Overall our work suggests a novel pharmaceutical strategy: disrupting the balance between HA and NA activity by targeting the NA secondary site with small-molecule ligands. While inhibitors of NA cleavage (e.g., oseltamivir) will continue to be important, therapeutics targeting the NA secondary site may provide an alternate, potentially less strain-specific approach for combating new influenza variants. Molecular dynamics simulations of the same N1 studied here, combined with computational solvent mapping, have already found regions near the NA secondary site that may be druggable,[26] and Lai et al. have used STD NMR to confirm that SIA analogues bind the NA secondary site.[16] Targeting the secondary site therefore presents a promising unexplored route for disrupting the HA/NA functional balance.

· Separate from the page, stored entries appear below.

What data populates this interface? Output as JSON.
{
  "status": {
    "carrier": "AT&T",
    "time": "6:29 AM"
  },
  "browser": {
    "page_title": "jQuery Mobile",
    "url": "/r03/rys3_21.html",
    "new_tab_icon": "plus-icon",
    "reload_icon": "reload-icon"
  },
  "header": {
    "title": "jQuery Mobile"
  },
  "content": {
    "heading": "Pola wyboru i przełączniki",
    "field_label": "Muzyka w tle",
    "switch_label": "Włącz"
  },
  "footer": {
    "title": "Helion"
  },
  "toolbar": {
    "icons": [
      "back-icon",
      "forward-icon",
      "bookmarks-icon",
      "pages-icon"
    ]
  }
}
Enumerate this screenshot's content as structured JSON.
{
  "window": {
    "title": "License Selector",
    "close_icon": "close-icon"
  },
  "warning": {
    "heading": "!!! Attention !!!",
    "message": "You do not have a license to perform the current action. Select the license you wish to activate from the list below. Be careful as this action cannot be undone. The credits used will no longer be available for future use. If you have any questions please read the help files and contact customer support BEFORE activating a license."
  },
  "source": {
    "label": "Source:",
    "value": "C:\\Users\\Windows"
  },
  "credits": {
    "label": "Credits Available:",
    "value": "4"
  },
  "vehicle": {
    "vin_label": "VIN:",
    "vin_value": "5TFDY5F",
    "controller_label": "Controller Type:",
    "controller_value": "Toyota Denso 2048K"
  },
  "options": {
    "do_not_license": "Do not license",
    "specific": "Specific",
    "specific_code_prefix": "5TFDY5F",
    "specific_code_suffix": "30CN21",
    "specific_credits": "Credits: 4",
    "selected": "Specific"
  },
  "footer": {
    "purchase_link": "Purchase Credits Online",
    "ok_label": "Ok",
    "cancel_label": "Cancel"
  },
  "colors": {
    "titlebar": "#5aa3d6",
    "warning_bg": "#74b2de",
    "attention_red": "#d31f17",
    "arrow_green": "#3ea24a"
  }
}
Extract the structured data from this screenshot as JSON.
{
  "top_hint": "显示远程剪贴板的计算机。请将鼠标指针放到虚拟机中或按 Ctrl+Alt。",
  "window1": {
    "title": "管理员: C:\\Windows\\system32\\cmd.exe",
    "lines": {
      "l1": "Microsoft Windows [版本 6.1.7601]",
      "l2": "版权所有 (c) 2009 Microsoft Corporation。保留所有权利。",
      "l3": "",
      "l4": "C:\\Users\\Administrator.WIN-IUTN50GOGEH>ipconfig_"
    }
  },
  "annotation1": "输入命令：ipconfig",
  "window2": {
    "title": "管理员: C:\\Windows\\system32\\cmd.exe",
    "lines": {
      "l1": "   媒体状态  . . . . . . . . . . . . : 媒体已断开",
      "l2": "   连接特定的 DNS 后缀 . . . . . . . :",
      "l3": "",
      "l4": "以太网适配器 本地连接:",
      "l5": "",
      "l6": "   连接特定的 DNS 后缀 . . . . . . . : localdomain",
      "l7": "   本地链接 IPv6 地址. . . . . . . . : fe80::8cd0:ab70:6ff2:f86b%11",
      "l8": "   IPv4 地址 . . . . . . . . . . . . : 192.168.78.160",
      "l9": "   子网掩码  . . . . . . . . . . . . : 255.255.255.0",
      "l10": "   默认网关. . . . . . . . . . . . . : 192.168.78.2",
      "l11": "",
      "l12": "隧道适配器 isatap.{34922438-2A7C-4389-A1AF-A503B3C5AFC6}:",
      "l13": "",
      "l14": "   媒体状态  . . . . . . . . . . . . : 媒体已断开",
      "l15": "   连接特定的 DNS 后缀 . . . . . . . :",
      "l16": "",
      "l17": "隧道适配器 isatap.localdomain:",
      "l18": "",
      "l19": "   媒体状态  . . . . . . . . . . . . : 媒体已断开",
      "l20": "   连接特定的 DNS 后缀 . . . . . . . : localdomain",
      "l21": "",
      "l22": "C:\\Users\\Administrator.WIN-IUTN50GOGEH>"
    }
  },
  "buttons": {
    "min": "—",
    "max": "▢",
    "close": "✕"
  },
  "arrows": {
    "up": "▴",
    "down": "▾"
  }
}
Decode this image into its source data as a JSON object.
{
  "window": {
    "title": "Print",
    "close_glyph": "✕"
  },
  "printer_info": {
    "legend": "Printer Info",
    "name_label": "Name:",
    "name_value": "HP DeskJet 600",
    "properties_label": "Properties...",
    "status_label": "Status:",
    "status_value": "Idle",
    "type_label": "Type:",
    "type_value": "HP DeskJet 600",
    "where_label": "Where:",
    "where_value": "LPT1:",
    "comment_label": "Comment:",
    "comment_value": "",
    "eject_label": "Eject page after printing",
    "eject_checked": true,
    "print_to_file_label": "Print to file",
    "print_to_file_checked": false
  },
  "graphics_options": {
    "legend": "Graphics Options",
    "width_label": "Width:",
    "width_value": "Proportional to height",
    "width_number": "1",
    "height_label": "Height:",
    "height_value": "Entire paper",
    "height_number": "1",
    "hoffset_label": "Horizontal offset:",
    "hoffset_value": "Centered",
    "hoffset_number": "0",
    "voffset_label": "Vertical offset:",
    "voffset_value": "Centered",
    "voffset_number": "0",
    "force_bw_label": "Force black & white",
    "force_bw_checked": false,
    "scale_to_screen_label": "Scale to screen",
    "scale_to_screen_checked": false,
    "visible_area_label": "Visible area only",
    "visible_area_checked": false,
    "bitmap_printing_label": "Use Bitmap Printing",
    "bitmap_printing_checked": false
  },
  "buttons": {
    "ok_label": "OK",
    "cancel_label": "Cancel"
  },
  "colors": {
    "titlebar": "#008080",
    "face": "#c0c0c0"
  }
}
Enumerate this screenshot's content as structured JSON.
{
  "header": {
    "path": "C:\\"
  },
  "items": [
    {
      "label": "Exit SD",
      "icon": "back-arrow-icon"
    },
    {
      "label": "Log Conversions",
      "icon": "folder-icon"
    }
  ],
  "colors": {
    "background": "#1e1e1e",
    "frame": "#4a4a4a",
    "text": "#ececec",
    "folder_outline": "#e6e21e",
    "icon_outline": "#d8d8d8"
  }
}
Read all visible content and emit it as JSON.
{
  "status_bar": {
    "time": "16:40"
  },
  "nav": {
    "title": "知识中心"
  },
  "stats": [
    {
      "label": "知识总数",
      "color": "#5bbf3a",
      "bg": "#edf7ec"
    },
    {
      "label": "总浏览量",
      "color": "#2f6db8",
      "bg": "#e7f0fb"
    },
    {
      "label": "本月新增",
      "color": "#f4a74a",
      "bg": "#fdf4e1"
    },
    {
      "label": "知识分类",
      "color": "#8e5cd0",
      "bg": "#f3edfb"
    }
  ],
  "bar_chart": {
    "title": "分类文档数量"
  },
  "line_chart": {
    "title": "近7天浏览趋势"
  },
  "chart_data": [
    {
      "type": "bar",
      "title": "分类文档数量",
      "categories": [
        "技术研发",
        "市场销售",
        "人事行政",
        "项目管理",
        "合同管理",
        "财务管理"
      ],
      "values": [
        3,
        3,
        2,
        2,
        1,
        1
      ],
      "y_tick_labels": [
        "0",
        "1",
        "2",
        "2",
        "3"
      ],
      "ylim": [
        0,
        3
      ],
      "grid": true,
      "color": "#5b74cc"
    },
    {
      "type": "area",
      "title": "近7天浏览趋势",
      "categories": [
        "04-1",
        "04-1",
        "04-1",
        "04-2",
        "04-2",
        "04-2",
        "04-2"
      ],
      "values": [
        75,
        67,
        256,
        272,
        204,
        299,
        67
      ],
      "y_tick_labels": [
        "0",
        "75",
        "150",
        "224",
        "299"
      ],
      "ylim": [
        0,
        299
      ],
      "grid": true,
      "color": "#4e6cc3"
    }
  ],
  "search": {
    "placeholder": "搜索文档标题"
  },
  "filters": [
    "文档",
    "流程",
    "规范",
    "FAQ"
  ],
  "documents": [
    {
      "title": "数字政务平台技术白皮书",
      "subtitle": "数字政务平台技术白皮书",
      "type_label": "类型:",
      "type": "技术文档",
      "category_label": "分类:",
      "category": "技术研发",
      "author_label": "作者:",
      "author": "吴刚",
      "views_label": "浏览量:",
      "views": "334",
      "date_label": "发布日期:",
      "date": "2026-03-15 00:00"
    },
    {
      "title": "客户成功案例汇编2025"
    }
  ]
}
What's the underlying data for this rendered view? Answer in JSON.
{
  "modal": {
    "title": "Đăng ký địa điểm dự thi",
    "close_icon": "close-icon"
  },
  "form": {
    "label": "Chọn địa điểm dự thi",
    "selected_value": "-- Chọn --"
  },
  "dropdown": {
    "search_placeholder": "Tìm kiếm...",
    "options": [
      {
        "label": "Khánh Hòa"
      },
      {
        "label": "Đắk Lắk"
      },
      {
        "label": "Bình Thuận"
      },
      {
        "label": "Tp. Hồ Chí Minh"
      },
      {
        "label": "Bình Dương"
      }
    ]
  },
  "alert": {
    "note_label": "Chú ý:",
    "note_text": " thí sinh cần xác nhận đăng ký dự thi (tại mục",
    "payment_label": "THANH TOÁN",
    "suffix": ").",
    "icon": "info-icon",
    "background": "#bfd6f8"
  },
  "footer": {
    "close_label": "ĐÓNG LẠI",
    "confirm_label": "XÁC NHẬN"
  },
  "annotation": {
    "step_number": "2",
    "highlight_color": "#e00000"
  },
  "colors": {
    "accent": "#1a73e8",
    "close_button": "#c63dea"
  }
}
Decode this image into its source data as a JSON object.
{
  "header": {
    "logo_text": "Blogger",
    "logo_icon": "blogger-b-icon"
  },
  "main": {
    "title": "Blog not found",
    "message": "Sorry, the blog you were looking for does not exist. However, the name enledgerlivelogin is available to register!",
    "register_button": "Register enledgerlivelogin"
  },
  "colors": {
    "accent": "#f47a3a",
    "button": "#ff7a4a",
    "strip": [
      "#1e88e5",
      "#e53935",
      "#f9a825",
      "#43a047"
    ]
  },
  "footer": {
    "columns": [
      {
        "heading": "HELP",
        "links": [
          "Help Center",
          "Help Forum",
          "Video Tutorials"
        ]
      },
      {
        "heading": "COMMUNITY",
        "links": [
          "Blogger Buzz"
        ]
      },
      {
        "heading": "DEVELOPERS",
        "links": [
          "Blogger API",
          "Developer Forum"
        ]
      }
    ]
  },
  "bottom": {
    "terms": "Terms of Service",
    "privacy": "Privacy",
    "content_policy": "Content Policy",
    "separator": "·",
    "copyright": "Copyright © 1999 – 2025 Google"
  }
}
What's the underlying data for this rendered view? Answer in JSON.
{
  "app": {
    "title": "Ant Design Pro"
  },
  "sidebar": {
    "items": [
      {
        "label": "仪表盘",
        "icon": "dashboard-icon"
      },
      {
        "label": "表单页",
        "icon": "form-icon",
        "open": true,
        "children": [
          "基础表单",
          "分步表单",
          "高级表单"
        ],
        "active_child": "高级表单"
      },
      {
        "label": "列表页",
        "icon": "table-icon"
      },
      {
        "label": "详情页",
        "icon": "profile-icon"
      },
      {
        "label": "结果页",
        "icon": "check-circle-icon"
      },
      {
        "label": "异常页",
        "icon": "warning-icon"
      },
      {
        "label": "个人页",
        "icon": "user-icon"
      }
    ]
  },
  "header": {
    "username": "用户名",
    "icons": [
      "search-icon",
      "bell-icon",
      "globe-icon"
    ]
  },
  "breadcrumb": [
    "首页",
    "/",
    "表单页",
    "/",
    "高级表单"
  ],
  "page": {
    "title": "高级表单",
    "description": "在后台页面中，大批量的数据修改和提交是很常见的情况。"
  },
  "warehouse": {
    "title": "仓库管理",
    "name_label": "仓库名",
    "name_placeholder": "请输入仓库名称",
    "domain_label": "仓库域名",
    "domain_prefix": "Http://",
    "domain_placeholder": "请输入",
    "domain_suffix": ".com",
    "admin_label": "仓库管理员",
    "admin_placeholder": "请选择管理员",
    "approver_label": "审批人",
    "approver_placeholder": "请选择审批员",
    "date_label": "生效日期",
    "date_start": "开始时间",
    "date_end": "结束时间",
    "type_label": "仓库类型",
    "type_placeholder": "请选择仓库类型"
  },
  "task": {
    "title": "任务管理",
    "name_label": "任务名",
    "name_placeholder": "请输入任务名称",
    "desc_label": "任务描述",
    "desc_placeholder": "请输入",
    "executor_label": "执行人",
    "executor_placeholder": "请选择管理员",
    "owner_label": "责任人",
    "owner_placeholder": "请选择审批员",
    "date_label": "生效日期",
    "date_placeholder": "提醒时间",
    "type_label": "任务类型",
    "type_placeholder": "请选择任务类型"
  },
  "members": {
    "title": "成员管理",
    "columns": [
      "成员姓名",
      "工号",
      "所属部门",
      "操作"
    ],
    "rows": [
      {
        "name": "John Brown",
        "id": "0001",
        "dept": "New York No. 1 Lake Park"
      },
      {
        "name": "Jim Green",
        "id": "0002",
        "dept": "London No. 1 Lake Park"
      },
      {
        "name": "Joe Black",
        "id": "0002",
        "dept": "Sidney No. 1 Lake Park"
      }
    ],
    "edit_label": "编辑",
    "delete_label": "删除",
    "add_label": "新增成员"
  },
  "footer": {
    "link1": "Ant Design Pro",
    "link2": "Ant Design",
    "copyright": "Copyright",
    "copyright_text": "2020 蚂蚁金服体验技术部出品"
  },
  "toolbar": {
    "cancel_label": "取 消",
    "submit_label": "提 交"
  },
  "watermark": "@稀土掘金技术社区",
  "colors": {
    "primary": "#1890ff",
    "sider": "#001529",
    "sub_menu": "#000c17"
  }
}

More generally, our work demonstrates the utility of coupling integrative structural models, developed across multiple scales of resolution, to BD simulations. Through the close integration of experiment and simulation, computational assays provide insight into the molecular mechanisms underlying the transmissibility of emerging strains. Our computational assays also enable the systematic interrogation of the structural biology of the influenza virus and the effects that glycoprotein reorganization may have on substrate binding. As our experimental design included both an SIA ligand as well as multiple viral-surface binding sites, it enables a comprehensive and detailed understanding of the competition among multiple sites on the same virion. In this way, large-scale structure-based modeling and physics-based simulation can serve as a powerful tool for investigating the functional balance between HA and NA.